Karen and Jim Covell put it more bluntly. Christians are to be in the world, even if not of it, and we don't pick and choose where God wants us to go. Most Christians would rather pick up and evangelize the deepest darkest regions of the third world before making a foray into the affluence and excess of La La Land.
Perhaps it's time we see Hollywood less like Sodom and more like Nineveh.
-- Karen and Jim Covell, "The World's Most Influential Mission Field"
Hollywood has Christians. And Hollywood needs Christians. Not sign-wavers, not doom prophets, not protesting organizations, and not condescending brimstone tossers who loudly declares "Jesus loves you, you no good heathens." It needs Christians, the true followers of Christ who follow not dogma or doctrine, but live in practice the Word: Love one another.
We need Christians in Hollywood, in fact, simply to show the people here what love looks like. The nonbelievers in town don't want to hear dogma, they don't want to hear how rotten you think their lifestyle is -- but they do want to be loved.
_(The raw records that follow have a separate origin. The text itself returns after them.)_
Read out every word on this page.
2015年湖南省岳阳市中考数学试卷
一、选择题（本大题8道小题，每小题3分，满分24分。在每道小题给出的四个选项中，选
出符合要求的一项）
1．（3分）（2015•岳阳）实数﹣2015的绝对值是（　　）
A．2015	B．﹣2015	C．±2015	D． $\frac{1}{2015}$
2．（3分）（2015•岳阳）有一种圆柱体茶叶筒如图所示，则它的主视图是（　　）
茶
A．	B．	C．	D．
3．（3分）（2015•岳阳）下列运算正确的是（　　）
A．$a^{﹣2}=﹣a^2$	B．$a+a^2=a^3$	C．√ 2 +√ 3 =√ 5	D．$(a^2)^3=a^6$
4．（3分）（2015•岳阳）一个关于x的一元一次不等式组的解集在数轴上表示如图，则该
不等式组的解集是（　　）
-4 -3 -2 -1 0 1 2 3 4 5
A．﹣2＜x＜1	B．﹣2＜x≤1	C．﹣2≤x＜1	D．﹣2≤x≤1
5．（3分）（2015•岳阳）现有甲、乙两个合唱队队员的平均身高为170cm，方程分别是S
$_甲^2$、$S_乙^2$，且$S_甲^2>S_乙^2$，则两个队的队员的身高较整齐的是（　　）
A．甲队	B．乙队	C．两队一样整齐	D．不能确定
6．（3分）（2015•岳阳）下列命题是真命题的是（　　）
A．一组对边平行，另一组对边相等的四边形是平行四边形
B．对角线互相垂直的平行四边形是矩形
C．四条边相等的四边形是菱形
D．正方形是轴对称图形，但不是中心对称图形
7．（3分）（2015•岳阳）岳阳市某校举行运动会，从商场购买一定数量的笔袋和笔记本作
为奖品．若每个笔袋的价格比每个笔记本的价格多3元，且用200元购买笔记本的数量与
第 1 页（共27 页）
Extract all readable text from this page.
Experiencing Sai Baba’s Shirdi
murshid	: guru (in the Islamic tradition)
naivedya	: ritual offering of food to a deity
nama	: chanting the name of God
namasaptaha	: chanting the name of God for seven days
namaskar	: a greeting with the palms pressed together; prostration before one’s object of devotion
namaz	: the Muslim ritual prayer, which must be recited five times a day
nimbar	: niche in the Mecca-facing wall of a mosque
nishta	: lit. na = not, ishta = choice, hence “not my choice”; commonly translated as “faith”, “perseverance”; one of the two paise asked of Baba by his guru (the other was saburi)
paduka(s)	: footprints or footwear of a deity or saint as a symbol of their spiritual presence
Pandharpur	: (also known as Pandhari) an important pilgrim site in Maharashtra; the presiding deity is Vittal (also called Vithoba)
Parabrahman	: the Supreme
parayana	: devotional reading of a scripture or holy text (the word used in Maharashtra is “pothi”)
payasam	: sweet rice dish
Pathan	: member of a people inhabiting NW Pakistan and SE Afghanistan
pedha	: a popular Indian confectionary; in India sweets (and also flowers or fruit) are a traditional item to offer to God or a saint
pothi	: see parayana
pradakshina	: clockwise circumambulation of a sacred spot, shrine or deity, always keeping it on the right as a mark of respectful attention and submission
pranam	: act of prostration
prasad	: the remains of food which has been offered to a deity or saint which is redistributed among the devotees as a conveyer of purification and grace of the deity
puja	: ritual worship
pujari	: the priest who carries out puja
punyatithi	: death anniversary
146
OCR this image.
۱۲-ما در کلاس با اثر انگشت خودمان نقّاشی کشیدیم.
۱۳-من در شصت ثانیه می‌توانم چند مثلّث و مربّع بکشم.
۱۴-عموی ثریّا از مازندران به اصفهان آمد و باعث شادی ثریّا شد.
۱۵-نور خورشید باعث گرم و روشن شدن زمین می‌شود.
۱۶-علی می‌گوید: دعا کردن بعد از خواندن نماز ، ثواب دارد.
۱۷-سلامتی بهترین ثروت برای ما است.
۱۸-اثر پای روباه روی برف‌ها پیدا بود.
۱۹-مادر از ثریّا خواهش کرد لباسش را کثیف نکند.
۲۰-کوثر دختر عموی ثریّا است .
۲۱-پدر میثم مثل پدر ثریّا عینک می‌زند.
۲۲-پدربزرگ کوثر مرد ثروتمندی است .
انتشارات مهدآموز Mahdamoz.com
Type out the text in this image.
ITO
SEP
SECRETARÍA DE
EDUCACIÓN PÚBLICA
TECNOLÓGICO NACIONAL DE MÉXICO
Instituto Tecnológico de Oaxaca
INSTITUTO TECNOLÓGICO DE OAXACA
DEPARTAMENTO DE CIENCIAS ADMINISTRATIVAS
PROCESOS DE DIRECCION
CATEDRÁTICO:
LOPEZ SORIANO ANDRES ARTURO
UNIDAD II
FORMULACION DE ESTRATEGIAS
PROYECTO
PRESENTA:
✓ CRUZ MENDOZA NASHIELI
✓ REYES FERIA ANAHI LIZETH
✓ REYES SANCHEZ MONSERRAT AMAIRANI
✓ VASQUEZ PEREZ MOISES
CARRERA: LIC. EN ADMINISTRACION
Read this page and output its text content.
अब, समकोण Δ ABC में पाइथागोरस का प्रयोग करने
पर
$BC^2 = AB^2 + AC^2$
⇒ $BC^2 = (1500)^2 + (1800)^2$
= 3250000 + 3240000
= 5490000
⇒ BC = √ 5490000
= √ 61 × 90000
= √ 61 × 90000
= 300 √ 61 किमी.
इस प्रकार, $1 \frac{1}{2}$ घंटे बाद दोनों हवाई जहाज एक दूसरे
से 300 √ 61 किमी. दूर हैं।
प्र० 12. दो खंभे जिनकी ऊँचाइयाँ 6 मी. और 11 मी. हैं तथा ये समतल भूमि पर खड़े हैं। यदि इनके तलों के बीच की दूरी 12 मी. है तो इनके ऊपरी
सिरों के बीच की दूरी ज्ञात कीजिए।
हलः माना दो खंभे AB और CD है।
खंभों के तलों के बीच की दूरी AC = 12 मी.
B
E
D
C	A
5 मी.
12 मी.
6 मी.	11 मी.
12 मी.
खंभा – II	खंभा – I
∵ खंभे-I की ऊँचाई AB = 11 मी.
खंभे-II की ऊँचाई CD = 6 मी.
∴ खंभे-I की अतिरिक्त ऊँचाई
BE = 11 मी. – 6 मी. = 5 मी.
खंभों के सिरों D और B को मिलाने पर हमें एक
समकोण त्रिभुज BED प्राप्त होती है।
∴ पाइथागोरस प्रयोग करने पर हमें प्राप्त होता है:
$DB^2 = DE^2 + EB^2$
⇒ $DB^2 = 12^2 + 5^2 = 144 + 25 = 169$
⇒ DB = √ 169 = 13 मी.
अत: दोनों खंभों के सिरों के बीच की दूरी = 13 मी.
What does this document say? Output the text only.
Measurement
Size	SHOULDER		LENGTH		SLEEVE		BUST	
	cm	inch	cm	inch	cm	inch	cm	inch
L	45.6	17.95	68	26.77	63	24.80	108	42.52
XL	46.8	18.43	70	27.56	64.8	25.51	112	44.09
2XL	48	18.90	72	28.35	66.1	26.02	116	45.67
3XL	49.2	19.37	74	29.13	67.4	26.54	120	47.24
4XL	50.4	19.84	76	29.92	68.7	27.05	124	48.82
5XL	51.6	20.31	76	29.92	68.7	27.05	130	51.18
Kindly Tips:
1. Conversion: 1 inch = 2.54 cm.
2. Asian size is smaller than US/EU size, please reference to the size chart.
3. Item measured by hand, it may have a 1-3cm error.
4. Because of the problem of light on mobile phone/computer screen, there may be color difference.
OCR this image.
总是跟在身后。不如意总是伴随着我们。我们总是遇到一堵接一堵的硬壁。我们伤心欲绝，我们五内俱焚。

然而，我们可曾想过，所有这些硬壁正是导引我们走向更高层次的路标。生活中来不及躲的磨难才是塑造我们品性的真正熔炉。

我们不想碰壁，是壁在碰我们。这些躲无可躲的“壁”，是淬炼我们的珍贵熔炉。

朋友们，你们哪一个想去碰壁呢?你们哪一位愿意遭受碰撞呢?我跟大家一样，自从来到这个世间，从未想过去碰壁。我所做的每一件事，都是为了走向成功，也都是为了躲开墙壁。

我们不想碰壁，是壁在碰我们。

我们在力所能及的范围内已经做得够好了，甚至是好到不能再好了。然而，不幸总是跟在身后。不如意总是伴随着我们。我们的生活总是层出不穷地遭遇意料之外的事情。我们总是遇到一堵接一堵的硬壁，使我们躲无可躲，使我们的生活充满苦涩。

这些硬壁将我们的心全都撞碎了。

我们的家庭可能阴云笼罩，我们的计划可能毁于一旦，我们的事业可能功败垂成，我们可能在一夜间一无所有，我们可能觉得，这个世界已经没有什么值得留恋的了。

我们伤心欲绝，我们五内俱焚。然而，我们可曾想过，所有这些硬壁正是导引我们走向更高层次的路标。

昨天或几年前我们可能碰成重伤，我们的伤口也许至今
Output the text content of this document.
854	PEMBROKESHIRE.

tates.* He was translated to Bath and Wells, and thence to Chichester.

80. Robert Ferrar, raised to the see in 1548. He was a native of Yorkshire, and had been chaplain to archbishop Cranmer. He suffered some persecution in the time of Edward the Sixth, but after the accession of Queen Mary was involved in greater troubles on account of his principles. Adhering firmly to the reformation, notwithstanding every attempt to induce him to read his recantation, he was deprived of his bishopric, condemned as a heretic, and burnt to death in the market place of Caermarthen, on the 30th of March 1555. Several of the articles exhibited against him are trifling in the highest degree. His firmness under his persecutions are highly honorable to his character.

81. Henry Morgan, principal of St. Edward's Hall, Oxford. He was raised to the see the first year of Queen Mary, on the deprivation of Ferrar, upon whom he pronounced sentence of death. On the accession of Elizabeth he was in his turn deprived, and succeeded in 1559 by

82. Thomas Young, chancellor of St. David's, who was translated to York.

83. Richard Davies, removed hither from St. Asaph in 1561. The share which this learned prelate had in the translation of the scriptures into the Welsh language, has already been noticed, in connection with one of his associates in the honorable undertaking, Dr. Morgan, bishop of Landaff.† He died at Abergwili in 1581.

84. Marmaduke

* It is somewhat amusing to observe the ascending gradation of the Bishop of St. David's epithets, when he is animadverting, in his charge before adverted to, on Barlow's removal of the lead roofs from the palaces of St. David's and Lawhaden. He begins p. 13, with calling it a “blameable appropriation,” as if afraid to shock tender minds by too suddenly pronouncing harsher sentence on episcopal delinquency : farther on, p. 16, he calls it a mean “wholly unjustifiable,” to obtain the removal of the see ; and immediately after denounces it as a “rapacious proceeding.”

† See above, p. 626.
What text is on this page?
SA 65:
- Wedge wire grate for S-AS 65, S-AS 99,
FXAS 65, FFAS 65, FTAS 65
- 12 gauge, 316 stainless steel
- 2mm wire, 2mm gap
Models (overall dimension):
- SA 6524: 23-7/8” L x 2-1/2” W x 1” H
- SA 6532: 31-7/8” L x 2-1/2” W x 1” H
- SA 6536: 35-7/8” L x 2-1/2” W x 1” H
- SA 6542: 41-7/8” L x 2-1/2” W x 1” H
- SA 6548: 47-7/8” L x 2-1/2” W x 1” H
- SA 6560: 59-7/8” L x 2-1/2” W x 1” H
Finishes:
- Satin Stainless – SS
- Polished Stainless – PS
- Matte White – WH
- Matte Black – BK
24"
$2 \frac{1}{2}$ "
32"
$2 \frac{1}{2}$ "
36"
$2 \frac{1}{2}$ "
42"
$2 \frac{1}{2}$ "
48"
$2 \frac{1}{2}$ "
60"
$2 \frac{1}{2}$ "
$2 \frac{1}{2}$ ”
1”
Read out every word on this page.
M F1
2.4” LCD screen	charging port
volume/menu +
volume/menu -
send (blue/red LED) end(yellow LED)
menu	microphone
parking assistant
When nonbelievers looked at the early church, they said, "Behold, how they love one another." We sing, "They'll know we are Christians by our love."
If you can look at Hollywood types and love them wholeheartedly and unashamedly, then please do come to Hollywood!
-- Janet Scott Batchler, "So You Wanna Come to Hollywood"
Behind the Screen is one of those books that can't really be fully covered in a review -- and God knows, I've tried. There's too much meat in here -- no, too many full course meals entirely. It's a two-month Bible study, a textbook, and a soul-baring of those at Act One, a Hollywood "support group" for Christians, who participated in the production of this book.